My children are presently enrolled at our local public school. It was recently awarded as a National Blue Ribbon Winner for the state of California.

It is three minutes from our home, and there the kids enjoy art, music, gardening, and yoga in addition to the more traditional curriculum. When they get in the car at the end of the day, their collective answer in response to my question of how was your day is a resounding “Awesome!”

I serve on the fundraising board of the school, and that fundraising is a key factor to what makes our school so special. The Los Angeles Unified School District only provides the very basic in funding for teachers, property maintenance, and overall administration. Money for all the “Specials” (art, music, P.E.) as well as the library and teachers aides in the classrooms comes from our fundraising efforts. Having to raise on average an annual $650,000 to keep these programs running.

“public school truly can be an opportunity to think globally, act locally.”

In a school of 520 kids, this is a big task.
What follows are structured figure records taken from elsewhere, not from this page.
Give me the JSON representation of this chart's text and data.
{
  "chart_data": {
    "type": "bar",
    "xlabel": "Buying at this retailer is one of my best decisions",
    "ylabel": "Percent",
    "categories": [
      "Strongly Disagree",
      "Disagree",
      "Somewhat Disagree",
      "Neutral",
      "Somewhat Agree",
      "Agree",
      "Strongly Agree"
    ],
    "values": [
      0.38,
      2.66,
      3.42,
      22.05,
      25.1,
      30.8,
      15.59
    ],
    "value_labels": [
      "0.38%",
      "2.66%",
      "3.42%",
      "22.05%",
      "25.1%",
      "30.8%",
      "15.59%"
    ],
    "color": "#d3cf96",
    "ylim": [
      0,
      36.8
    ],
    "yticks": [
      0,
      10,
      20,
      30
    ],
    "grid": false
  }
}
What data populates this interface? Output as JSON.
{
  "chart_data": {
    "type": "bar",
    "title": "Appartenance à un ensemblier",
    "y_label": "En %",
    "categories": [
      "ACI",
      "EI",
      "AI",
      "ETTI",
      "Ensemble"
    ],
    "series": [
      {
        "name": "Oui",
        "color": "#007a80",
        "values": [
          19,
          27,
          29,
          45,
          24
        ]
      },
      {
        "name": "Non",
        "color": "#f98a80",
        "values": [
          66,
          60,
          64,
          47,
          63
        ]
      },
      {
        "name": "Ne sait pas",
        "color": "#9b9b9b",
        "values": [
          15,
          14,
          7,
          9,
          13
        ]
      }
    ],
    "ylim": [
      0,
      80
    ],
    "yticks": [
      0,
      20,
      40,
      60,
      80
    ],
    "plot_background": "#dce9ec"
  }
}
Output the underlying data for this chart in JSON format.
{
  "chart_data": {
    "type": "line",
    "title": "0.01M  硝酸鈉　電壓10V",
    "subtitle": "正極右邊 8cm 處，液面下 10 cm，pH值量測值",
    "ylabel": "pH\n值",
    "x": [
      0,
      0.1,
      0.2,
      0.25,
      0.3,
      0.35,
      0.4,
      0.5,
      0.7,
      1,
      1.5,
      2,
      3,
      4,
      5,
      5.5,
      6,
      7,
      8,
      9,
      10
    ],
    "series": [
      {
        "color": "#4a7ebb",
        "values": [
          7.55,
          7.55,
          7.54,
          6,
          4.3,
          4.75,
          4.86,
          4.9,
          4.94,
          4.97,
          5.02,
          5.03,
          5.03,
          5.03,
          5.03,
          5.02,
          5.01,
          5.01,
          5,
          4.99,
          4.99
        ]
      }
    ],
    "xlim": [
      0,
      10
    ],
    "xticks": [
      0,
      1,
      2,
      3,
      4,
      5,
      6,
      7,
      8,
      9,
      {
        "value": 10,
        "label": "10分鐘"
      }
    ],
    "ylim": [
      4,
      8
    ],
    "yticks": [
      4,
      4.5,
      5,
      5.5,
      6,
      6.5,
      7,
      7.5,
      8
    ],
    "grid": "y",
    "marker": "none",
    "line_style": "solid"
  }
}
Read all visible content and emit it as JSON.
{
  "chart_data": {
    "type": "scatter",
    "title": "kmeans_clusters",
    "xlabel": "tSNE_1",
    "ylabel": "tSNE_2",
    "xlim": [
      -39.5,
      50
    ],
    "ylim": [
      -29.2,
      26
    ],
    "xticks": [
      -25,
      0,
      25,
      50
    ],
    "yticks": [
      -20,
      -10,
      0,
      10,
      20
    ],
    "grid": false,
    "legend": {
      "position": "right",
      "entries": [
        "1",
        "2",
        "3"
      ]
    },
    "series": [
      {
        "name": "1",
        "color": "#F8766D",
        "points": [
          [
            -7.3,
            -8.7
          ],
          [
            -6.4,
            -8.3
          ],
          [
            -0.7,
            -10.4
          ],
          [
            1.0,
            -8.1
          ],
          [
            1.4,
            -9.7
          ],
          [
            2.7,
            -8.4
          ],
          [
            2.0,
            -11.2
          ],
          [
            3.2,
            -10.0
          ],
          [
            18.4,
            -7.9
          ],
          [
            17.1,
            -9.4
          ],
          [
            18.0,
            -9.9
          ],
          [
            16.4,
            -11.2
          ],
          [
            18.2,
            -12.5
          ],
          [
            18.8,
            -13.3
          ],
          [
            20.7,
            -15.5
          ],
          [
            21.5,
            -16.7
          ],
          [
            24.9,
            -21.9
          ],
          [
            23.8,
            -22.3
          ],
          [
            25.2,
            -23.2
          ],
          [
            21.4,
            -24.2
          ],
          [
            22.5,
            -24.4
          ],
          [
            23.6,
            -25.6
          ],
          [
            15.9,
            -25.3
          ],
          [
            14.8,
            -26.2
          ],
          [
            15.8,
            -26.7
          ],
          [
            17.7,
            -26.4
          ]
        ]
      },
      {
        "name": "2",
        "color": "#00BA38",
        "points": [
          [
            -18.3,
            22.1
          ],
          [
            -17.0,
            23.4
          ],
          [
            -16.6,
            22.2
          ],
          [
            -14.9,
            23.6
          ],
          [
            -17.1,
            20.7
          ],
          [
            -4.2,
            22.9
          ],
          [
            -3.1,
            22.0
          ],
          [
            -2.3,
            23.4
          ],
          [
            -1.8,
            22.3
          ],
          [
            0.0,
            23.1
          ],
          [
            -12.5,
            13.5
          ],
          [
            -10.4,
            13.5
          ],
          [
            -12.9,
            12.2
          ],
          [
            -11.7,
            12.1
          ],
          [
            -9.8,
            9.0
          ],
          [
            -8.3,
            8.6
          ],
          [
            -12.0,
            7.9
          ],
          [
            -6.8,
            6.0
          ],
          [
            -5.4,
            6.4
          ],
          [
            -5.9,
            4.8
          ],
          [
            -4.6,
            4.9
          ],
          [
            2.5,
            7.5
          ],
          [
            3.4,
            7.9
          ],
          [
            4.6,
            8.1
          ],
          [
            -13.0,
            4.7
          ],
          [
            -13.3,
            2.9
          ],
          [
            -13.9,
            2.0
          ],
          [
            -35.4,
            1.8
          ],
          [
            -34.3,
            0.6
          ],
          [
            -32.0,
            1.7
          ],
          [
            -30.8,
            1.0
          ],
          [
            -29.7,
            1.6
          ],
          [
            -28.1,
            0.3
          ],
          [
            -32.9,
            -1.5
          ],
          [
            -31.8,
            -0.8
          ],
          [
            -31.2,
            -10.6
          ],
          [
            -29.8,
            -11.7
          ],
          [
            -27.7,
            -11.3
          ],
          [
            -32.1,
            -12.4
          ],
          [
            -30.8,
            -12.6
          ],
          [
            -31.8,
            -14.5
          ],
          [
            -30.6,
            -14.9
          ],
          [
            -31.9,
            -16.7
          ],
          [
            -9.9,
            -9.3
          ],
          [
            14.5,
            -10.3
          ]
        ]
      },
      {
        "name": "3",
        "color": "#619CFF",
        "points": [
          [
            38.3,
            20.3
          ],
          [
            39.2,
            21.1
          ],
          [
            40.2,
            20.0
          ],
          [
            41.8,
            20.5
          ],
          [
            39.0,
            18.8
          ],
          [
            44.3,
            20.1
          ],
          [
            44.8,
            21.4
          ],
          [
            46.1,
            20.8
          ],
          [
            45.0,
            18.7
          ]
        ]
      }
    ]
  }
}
We fundraise with walk-a-thons, bake sales, and parent-sponsored parties—all to make up for the funds the school district does not provide.

Our community is privileged enough to have parents who have the time, energy, inspiration, and financial ability to commit to making the school great. The very sad truth is that for most public schools, this just isn’t the case. Our country allots on average per state $31,286 for every prisoner (according to the Vera Institute of Justice) and $11, 011 for every public school student (according to the National Center for Education Statistics). This begs a pretty daunting question about our nation’s priorities.

The truth is we must start holding our elected officials accountable to the priority of funding education, so that more schools can offer the enrichment that students so rightly deserve. In the meantime, we must continue to support our public schools through community funding and volunteerism and make a serious and tangible investment in the future—one little school at a time.

In this way, public school truly can be an opportunity to think globally, act locally.

If only they had to have bake sales to fund wars, right?